I would hammer out nights, weekends and start to get a feel for the market. Start to sell. Start to get money coming in as a freelancer. The entire time you are doing this analyze the market – make sure it is a growing sector. Make sure you can add value by either making the product or service better, faster or cheaper. Ideally 2 or all 3 of those.
Do not quit your job right now.
Then when you are confident that this new gig could replace your job its time to quit with the goal of replacing your income as fast as possible. This entire time you can be investing in your website, your brand and your momentum will begin to pick up.
I started my company while a full time college student and athlete. My company is also in the moving space. You can do it on the side if you are willing to make the sacrifice and really get after it.
20% of my business out the door. I’m scrambling. I’m stressed. What do I do?
You may be expecting a lot of motivation here. A lot of encouraging words. Keep going. Keep trying. Stay determined and you can do it.
Be weary of this advice.
As a manager – you’ll try to work your way out of any problem. You care so much. A lot of entrepreneurs, when the shit hits the fan, just put their heads down and work and avoid looking in the mirror and accepting if something could be wrong with the big picture. They avoid nurturing their competitive advantages. They blindly throw more money at marketing to try to outspend the problem. They are unable to diagnose the problems and fix them early.
I’m not saying there is a problem. Its the natural growth cycle of most businesses. You lose customers and you gain customers.
But if there are signs out there don’t spend so much time putting out fires that you miss them.
Make sure you are still spending time on the areas of your business that are important but not urgent. Big picture analysis. Employee role changes. Operational methods. Market analysis. Advances in tech that your competitors may have. Overall health of the market you are competing in.

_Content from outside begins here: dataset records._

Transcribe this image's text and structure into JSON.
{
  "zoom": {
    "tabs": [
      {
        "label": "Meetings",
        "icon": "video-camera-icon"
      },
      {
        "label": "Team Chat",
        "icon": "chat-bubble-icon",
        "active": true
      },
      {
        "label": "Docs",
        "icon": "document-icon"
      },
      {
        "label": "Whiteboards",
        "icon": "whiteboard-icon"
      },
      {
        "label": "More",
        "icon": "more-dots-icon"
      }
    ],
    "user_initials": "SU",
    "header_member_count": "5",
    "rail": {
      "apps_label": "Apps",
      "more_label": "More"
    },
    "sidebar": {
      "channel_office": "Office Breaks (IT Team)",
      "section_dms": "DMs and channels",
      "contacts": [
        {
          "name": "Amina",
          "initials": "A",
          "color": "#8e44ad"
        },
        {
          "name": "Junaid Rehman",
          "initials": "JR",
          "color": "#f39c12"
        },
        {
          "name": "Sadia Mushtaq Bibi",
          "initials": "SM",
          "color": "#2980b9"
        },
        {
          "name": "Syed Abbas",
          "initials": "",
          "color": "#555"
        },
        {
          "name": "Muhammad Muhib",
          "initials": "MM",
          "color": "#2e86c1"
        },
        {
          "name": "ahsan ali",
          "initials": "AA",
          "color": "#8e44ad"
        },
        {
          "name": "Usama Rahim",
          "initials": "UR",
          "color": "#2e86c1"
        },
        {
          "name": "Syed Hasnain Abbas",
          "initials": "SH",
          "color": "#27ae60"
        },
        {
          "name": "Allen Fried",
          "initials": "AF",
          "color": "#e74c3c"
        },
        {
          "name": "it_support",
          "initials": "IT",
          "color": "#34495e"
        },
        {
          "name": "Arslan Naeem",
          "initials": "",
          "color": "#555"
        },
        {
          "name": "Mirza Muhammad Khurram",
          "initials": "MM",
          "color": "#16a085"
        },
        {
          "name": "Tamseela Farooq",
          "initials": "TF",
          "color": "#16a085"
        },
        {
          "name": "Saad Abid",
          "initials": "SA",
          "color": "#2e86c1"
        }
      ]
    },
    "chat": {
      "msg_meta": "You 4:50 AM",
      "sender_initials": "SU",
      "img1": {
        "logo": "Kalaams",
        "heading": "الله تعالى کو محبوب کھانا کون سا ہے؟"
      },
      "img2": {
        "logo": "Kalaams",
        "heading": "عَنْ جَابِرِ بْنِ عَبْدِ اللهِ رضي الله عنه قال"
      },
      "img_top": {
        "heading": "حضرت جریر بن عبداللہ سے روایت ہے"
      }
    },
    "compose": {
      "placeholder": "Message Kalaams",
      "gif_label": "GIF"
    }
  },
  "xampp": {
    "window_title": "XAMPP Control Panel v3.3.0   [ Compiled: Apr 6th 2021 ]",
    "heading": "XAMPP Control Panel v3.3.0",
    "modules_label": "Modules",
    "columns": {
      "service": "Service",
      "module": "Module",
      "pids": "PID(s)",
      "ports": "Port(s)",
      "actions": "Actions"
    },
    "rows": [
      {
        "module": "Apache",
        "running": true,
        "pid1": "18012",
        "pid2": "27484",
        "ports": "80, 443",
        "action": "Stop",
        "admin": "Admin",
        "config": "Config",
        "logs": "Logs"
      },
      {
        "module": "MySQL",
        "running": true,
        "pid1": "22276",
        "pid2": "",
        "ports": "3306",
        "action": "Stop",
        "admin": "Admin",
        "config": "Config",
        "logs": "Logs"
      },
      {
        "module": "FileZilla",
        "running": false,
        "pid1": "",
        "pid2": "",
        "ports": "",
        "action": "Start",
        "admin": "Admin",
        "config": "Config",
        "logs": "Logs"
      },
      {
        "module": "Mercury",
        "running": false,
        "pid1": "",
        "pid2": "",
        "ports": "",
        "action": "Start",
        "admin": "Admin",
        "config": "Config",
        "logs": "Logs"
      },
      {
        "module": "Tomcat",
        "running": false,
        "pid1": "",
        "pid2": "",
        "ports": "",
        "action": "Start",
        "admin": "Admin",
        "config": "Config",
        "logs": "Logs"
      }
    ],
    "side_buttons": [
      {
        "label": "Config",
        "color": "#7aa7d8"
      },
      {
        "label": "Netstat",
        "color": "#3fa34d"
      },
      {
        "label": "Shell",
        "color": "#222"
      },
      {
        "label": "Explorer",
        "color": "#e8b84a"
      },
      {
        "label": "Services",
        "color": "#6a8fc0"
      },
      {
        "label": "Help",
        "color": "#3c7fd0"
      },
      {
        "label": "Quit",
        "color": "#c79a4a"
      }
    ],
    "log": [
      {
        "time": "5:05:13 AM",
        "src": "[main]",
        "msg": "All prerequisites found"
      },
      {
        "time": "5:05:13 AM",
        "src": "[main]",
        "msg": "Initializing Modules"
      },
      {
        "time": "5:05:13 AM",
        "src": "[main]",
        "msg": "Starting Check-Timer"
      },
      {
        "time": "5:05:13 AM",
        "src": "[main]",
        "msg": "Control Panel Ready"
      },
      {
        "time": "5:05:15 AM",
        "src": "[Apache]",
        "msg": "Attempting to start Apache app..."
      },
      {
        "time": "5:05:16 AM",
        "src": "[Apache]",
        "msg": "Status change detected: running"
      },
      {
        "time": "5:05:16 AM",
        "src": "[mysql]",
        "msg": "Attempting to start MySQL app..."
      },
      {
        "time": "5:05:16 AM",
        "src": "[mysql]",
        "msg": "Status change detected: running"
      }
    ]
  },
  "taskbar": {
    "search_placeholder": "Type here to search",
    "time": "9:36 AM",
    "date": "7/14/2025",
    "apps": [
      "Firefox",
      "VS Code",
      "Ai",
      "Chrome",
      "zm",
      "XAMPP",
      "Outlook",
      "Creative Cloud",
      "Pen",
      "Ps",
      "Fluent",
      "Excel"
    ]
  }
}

Etc.
Don’t forget the most important step – the exit interview and a competitor analysis.
Why did they leave you? If you have a decent relationship they would return your call and give you details on what they found elsewhere. This is one of those times an email may be more likely to get an honest answer from them because there is less confrontation. The goal here is to figure out what is the competition doing differently?
Tell them you understand. Tell them it would be invaluable to you to know about everything that went into their decision. Don’t get offended. Thank them.
There are four reason they could have left you:
Do everything you can to find out which one happened and study the company they moved to. Get their prices. Figure out how they tick.
Ask yourself it is worth specializing and getting better or faster or spending more marketing dollars getting more businesses to come in to replace the losses?
Is your industry mature or is the market growing? It could be in a race to the bottom and the service you are providing is getting more widely available and naturally getting cheaper. You are in for a tough ride if this is the case.
My advice is usually to specialize further. Continue to look for, find, and develop a niche that gets you there better and faster so you don’t have to compete on price. Competing on price is how businesses die. It is usually what kills the 5-10 year old semi-successful business.
The ups and downs of entrepreneurship are what makes the good times so good. Stay positive and work smart!